StanChart client data on laptop of 'The Messiah'
A TOTAL of 647 Standard Chartered private-banking clients in Singapore have had their information stolen, the bank said last night.
The announcement came at the same time as police said they had discovered files containing StanChart's clients' data on a laptop seized from James Raj Arokisamy, who allegedly hacked several websites earlier this year using the moniker "The Messiah".
The police recently informed the bank, which then lodged a police report on Monday.
At a hastily arranged briefing yesterday, StanChart's chief executive for Singapore, Mr Ray Ferguson, said the private-banking clients' monthly statements for February this year were accessed illegally.
He added that the theft did not occur through the bank's IT and data-security systems.
Instead, the information was stolen from one of the servers of a third-party service provider, Fuji Xerox, which had been hired to print bank statements for StanChart's private-banking clients.
Fuji Xerox said the server was housed in a stand-alone printing facility.
No clients from StanChart's other banking divisions - including retail, wholesale and SME baking - were affected. The bank has also not found any unauthorised transactions resulting from the incident. StanChart is currently contacting the affected clients.
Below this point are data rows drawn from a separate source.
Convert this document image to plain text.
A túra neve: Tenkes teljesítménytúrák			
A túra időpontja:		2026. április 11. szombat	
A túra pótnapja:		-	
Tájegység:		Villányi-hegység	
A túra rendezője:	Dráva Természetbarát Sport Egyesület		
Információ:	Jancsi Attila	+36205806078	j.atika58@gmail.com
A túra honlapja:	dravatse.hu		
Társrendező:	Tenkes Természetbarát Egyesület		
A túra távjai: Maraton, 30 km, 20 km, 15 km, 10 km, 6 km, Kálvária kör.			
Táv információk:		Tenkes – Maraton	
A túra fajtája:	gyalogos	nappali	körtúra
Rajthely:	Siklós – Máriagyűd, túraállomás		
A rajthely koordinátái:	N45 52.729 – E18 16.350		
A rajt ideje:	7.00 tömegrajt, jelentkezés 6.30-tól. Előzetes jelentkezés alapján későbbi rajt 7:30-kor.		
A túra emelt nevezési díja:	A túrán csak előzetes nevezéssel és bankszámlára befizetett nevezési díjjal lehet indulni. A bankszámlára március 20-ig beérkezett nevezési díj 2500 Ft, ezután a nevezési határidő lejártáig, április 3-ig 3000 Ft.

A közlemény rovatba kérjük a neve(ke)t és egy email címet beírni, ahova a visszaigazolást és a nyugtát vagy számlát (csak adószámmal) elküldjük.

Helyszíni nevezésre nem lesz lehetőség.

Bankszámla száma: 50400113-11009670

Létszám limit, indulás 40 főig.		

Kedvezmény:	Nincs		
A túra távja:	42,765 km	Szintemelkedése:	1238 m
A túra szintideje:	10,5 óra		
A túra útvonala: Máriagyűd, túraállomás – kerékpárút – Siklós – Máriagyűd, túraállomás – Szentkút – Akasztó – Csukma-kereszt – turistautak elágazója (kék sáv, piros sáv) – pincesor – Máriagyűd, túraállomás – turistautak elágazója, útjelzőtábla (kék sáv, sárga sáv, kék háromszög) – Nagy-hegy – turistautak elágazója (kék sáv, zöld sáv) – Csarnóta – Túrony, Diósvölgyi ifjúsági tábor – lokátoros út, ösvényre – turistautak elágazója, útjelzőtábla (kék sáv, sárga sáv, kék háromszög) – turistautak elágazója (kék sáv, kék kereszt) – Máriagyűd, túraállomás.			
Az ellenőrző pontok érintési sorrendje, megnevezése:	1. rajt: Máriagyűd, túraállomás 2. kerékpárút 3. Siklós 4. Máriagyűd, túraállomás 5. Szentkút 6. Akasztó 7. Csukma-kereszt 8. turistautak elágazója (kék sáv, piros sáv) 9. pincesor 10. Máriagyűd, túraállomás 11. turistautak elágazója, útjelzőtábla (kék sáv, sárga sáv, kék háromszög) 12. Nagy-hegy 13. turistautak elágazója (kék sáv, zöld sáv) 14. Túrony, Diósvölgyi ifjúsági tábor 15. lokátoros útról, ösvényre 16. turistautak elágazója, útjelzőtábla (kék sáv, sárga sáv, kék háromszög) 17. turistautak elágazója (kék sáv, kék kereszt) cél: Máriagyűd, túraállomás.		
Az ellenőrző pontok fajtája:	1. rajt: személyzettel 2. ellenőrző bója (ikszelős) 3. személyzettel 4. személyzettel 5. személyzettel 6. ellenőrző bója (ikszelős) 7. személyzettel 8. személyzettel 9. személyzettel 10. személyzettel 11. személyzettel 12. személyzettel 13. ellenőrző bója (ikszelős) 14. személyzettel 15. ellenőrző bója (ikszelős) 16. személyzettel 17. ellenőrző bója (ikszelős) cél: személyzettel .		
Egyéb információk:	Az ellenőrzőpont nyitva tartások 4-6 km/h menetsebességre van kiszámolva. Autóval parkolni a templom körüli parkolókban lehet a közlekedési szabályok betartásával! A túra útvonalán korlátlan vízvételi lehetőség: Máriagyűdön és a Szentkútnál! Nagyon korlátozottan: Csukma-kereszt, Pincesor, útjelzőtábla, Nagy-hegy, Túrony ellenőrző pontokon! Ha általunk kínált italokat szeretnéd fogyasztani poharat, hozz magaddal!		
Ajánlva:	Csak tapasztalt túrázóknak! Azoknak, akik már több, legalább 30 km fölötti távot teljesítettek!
James Raj was arrested last month in Malaysia while on the run from drug-related charges. He was brought back to Singapore and was later charged with making unauthorised modifications to the Ang Mo Kio Town Council website.
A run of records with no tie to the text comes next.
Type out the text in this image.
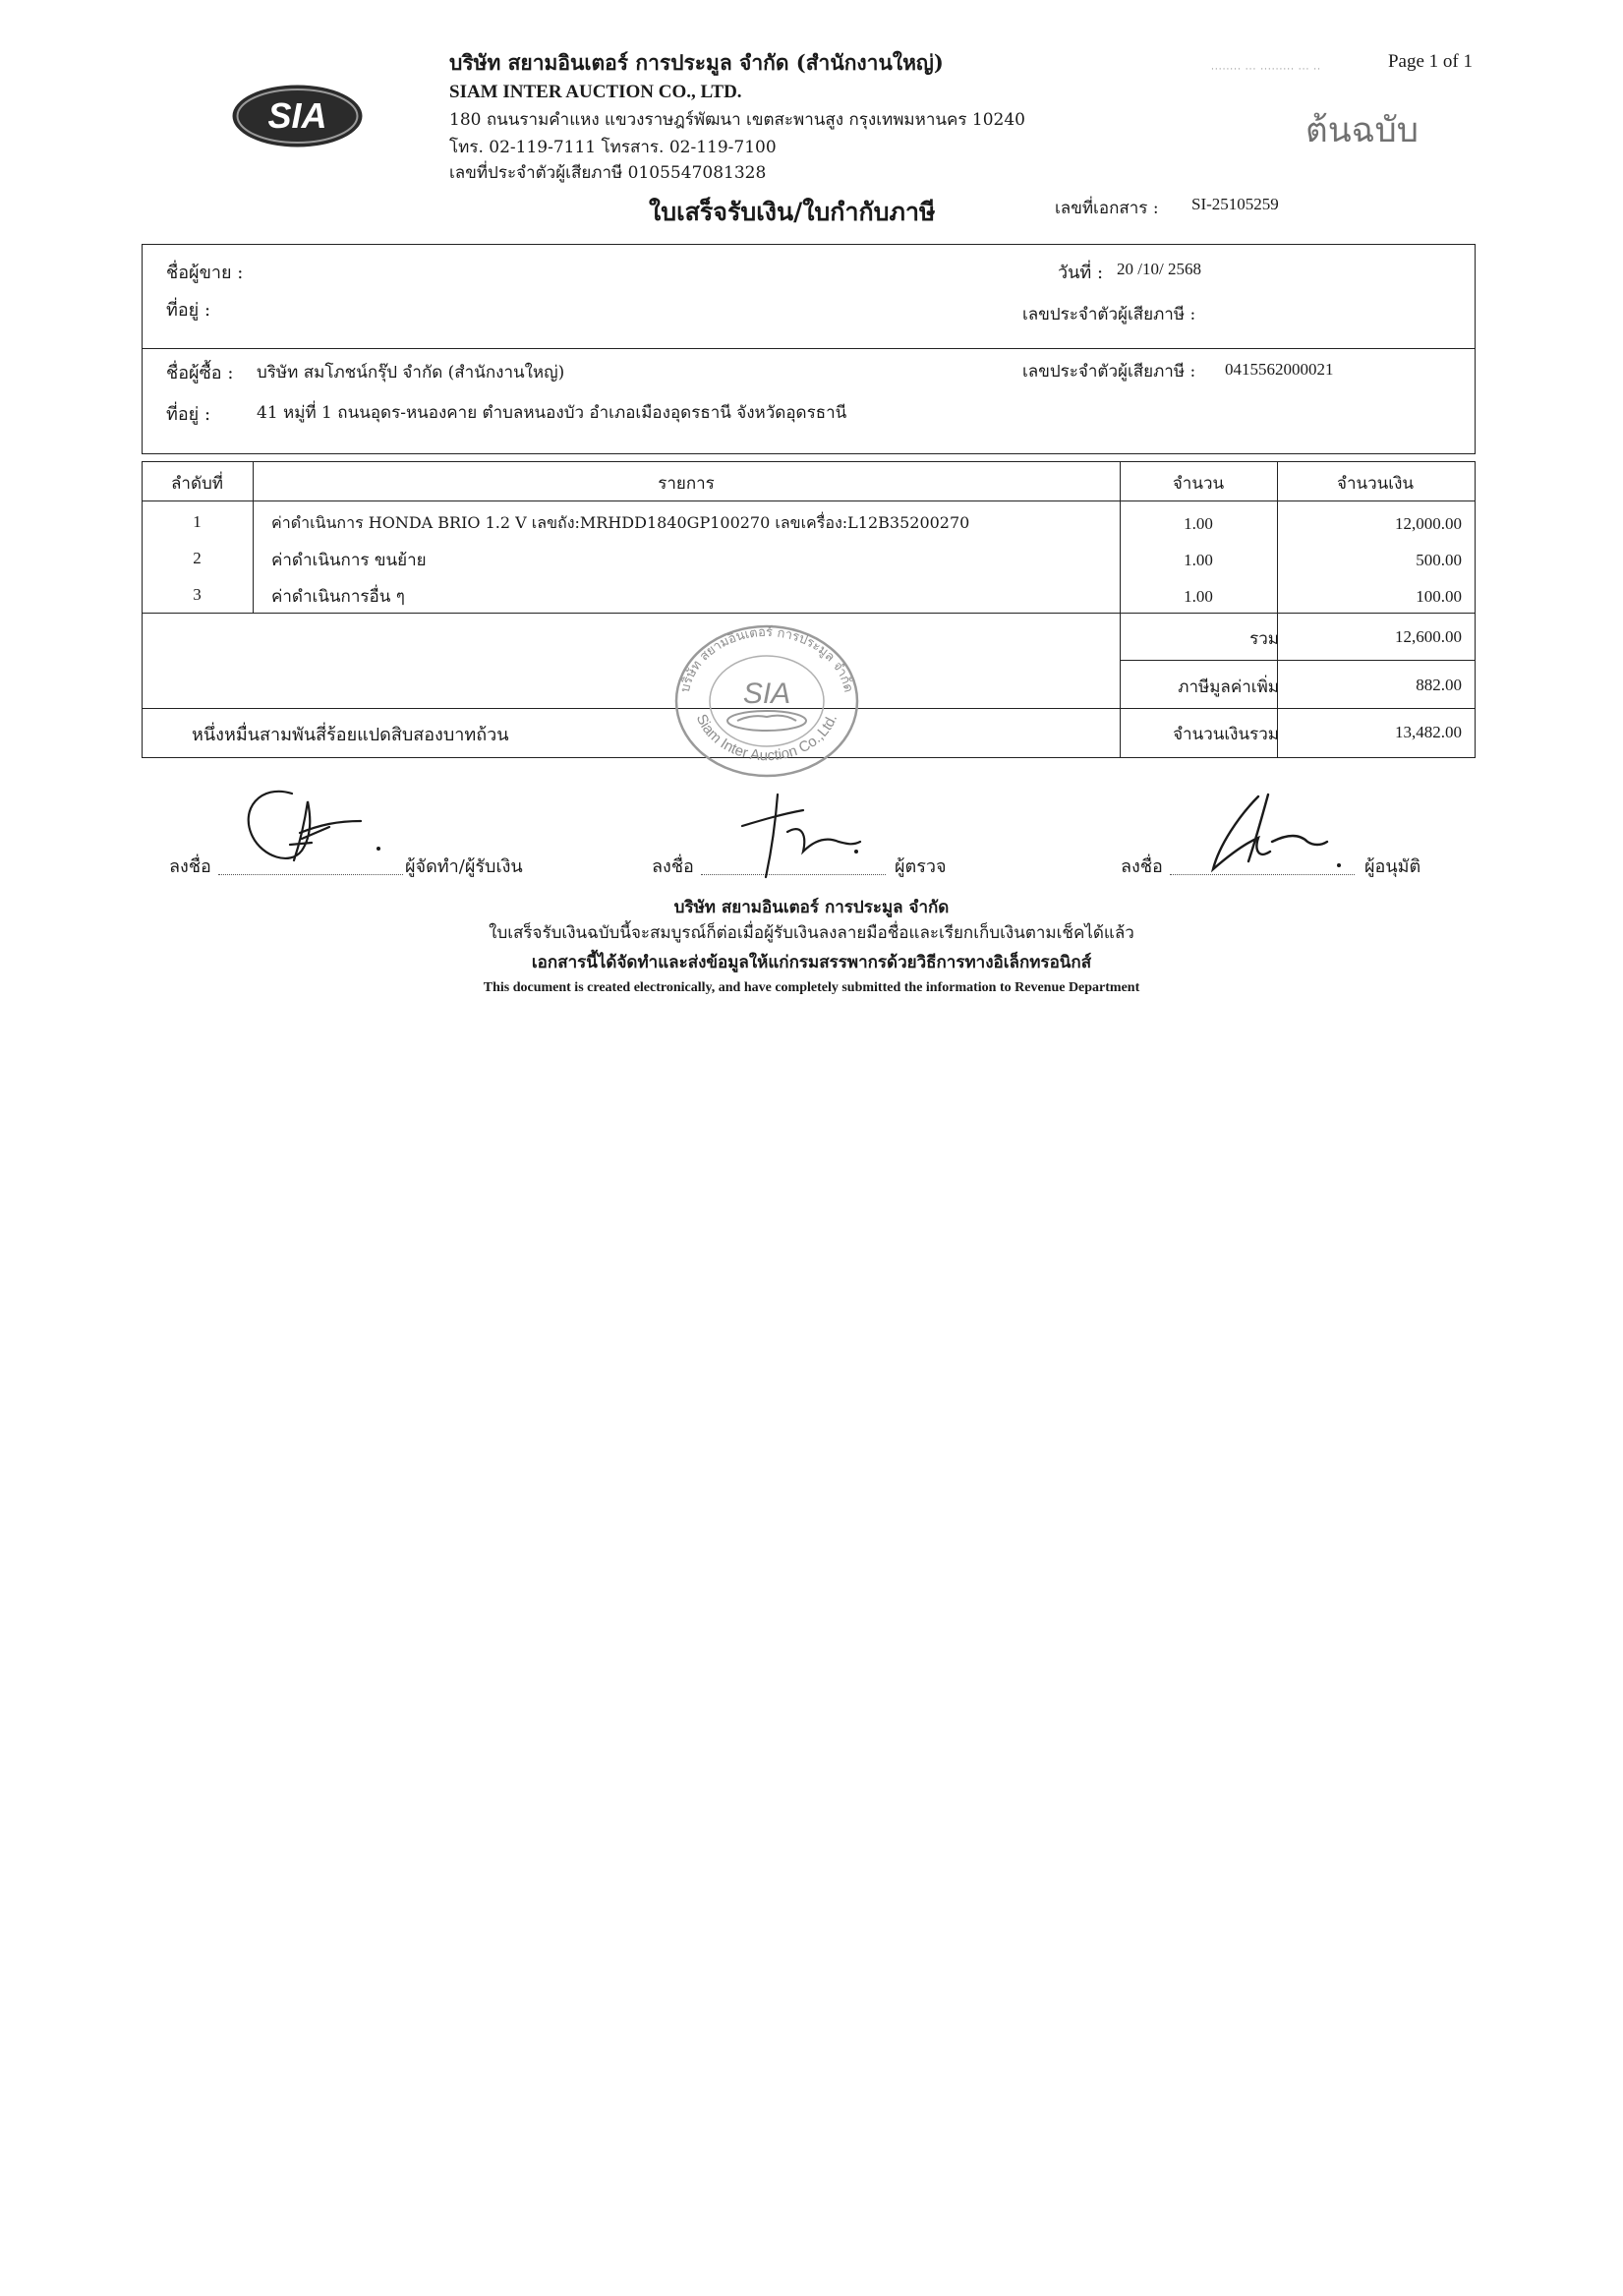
SIA
บริษัท สยามอินเตอร์ การประมูล จำกัด (สำนักงานใหญ่)
SIAM INTER AUCTION CO., LTD.
180 ถนนรามคำแหง แขวงราษฎร์พัฒนา เขตสะพานสูง กรุงเทพมหานคร 10240
โทร. 02-119-7111 โทรสาร. 02-119-7100
เลขที่ประจำตัวผู้เสียภาษี 0105547081328
Page 1 of 1
········ ··· ········· ··· ··
ต้นฉบับ
ใบเสร็จรับเงิน/ใบกำกับภาษี	เลขที่เอกสาร : SI-25105259
ชื่อผู้ขาย :
ที่อยู่ :
วันที่ : 20 /10/ 2568
เลขประจำตัวผู้เสียภาษี :
ชื่อผู้ซื้อ : บริษัท สมโภชน์กรุ๊ป จำกัด (สำนักงานใหญ่)	เลขประจำตัวผู้เสียภาษี : 0415562000021
ที่อยู่ :	41 หมู่ที่ 1 ถนนอุดร-หนองคาย ตำบลหนองบัว อำเภอเมืองอุดรธานี จังหวัดอุดรธานี
ลำดับที่	รายการ	จำนวน	จำนวนเงิน
1	ค่าดำเนินการ HONDA BRIO 1.2 V เลขถัง:MRHDD1840GP100270 เลขเครื่อง:L12B35200270	1.00	12,000.00
2	ค่าดำเนินการ ขนย้าย	1.00	500.00
3	ค่าดำเนินการอื่น ๆ	1.00	100.00
รวม	12,600.00
ภาษีมูลค่าเพิ่ม	882.00
หนึ่งหมื่นสามพันสี่ร้อยแปดสิบสองบาทถ้วน	จำนวนเงินรวม	13,482.00
บริษัท สยามอินเตอร์ การประมูล จำกัด
Siam Inter Auction Co.,Ltd.
SIA
ลงชื่อ	ผู้จัดทำ/ผู้รับเงิน	ลงชื่อ	ผู้ตรวจ	ลงชื่อ	ผู้อนุมัติ
บริษัท สยามอินเตอร์ การประมูล จำกัด
ใบเสร็จรับเงินฉบับนี้จะสมบูรณ์ก็ต่อเมื่อผู้รับเงินลงลายมือชื่อและเรียกเก็บเงินตามเช็คได้แล้ว
เอกสารนี้ได้จัดทำและส่งข้อมูลให้แก่กรมสรรพากรด้วยวิธีการทางอิเล็กทรอนิกส์
This document is created electronically, and have completely submitted the information to Revenue Department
He is also believed to be involved in other cyber intrusions, including that of The Straits Times' blog site and the PAP Community Foundation's website.
James Raj faces three charges for drug consumption as well.
Fuji Xerox Singapore chief executive Bert Wong said this was the first time in the company's history that such an incident has occurred, and it "deeply regrets" the incident.
The company has taken action to protect its servers, and a forensic team is conducting a review. There was no impact on the data of customers on any other systems.
Last night, the Monetary Authority of Singapore (MAS) stressed that the theft is an "isolated case" which underscores the need for "heightened vigilance" among financial institutions (FIs), including closely managing the risks in engaging service providers.
It said it will review StanChart's investigation report and will consider taking regulatory action against the bank, if warranted.
It said: "Globally, FIs have been facing an increasing number and variety of cyber threats. MAS takes a serious view of such threats and has stringent requirements in place for FIs to protect the security of their IT systems and confidentiality of their client data."